Plaintiffs Doyster and Rebecca Tyler brought suit against defendant Norman Roberts for personal injury allegedly sustained when the wheel of a trailer hitched to a truck driven by defendant ran over Mr. Tyler's foot after he exited the vehicle. Evidence of payments to plaintiffs from various collateral sources was presented by both plaintiffs and defendant at trial. The jury returned a verdict for defendant. Plaintiffs filed a motion for new trial, raising the general grounds. While the motion was pending, the Georgia Supreme Court rendered its decision in Denton v. Con-Way Southern Express, 261 Ga. 41 (402 SE2d 269) (1991)
, holding OCGA 51-12-1
(b), authorizing the admission in evidence of collateral source payments, to be unconstitutional. Plaintiffs amended their motion for new trial, arguing the trial court's instruction to the jury that they could consider collateral source payments in mitigation of plaintiffs' damages was improper. Plaintiffs appeal the denial of their motion for new trial.
1. This court recently ruled that the holding in Denton must be applied retroactively to those cases still pending at the time Denton was decided. Anepohl v. Ferber, 202 Ga. App. 552 (415 SE2d 9) (1992)
. Thus, plaintiffs are correct in arguing the holding in Denton should have been applied retroactively to their motion for new trial.
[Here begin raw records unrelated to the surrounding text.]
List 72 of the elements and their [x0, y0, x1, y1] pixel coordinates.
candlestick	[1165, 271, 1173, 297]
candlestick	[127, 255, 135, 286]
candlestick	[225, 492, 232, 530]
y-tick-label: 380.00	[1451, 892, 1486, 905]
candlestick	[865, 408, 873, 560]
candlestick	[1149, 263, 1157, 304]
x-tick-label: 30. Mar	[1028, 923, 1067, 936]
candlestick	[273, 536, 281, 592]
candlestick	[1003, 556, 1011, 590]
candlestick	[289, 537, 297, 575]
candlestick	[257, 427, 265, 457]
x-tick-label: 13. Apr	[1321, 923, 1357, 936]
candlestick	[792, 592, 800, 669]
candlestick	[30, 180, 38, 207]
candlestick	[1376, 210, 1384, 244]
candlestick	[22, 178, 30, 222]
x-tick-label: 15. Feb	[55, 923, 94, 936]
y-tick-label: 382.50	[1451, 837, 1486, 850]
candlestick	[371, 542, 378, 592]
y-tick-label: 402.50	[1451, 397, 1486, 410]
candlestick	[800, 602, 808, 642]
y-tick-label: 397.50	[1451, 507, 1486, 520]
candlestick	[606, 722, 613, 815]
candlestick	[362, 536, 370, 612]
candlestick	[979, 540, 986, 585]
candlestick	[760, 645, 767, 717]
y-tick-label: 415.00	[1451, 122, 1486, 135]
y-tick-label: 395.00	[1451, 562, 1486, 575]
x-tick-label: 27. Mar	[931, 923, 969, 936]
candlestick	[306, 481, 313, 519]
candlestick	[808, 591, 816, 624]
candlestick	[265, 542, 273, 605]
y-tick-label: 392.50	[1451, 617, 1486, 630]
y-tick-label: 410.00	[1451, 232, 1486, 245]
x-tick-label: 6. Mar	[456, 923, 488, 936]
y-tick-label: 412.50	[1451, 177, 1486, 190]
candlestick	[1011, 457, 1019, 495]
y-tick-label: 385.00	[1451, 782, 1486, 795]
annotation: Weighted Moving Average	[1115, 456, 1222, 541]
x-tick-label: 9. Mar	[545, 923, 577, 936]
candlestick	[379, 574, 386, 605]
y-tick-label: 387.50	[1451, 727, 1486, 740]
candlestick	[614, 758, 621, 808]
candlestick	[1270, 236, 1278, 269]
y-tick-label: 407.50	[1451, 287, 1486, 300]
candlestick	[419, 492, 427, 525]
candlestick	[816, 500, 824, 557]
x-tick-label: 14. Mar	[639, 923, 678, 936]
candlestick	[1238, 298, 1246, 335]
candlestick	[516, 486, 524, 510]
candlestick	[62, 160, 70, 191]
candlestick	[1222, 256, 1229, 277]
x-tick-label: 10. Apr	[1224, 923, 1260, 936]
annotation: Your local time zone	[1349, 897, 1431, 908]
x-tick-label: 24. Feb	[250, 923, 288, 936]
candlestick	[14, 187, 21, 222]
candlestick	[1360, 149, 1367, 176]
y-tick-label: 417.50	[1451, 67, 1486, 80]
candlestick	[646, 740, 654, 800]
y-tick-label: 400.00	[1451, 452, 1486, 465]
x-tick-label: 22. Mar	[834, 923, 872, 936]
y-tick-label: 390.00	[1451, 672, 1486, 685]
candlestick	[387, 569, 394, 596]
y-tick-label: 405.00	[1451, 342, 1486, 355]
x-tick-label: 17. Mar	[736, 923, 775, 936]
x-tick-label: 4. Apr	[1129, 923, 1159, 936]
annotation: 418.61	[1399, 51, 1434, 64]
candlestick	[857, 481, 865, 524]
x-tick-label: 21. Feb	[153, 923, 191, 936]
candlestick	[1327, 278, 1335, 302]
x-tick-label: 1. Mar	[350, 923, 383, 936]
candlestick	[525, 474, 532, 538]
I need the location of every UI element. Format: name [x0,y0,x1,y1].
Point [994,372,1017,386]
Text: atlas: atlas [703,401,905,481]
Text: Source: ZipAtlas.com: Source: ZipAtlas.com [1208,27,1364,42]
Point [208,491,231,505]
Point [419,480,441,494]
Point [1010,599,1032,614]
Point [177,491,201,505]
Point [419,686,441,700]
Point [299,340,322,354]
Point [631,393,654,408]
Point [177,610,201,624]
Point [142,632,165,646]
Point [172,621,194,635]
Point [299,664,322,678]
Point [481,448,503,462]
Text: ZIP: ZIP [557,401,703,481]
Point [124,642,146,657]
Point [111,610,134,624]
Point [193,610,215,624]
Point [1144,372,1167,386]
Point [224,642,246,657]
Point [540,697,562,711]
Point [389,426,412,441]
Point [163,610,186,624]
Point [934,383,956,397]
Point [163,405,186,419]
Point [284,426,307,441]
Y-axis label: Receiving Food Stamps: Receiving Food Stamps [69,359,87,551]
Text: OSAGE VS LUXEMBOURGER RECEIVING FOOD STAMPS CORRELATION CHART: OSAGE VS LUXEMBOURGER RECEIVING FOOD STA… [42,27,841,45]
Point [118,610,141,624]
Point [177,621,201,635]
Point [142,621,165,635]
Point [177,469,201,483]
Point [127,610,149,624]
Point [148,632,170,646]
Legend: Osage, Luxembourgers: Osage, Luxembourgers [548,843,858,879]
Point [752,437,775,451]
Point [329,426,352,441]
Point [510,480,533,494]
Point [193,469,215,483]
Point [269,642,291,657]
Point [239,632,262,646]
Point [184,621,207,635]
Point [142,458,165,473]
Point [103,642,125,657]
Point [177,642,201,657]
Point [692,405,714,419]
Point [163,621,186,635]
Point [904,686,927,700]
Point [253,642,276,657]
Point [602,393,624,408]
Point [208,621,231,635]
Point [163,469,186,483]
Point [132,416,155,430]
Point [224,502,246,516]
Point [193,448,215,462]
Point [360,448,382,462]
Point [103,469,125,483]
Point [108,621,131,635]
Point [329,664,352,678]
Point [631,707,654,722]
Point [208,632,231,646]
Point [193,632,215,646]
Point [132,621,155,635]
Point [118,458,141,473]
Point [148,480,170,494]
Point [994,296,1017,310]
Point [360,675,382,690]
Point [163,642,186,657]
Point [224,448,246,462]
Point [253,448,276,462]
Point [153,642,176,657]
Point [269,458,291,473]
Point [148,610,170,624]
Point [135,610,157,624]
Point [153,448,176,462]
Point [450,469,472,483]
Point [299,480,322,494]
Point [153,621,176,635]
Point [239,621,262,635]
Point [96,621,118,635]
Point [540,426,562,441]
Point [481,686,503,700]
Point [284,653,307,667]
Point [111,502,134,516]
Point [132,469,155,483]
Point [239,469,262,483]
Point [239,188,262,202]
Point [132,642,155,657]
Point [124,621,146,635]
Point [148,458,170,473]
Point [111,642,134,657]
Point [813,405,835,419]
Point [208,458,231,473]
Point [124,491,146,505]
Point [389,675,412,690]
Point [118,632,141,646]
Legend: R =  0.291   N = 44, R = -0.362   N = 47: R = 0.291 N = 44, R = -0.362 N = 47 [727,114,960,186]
2. Pursuant to our ruling in Anepohl, the plaintiffs did not waive their objection to the trial court's charge on collateral source payments by failing to raise an objection at trial since, pursuant to OCGA 5-5-24
(c), the charge was error as a matter of law. We reject defendant's argument that plaintiffs are precluded from raising an objection to the unconstitutional charge because the plaintiffs, themselves, introduced evidence of collateral source payments to support their claim that their damages were substantial. Plaintiffs had the right to introduce evidence of insurance payments to prove their damages, or for any other reason, regardless of the existence or constitutionality of OCGA 51-12-1
(b). The introduction of such evidence does not, however, preclude plaintiffs from objecting to the improper charge to the jury that they could consider the evidence in mitigation of their damages. Thus, the trial court erred in denying plaintiffs' motion for new trial.
3. Having ruled that plaintiffs are entitled to a new trial, we need not address plaintiffs' remaining enumeration of error.
Bennett, Wisenbaker, Bennett & Williams, Michael S. Bennett, for appellants.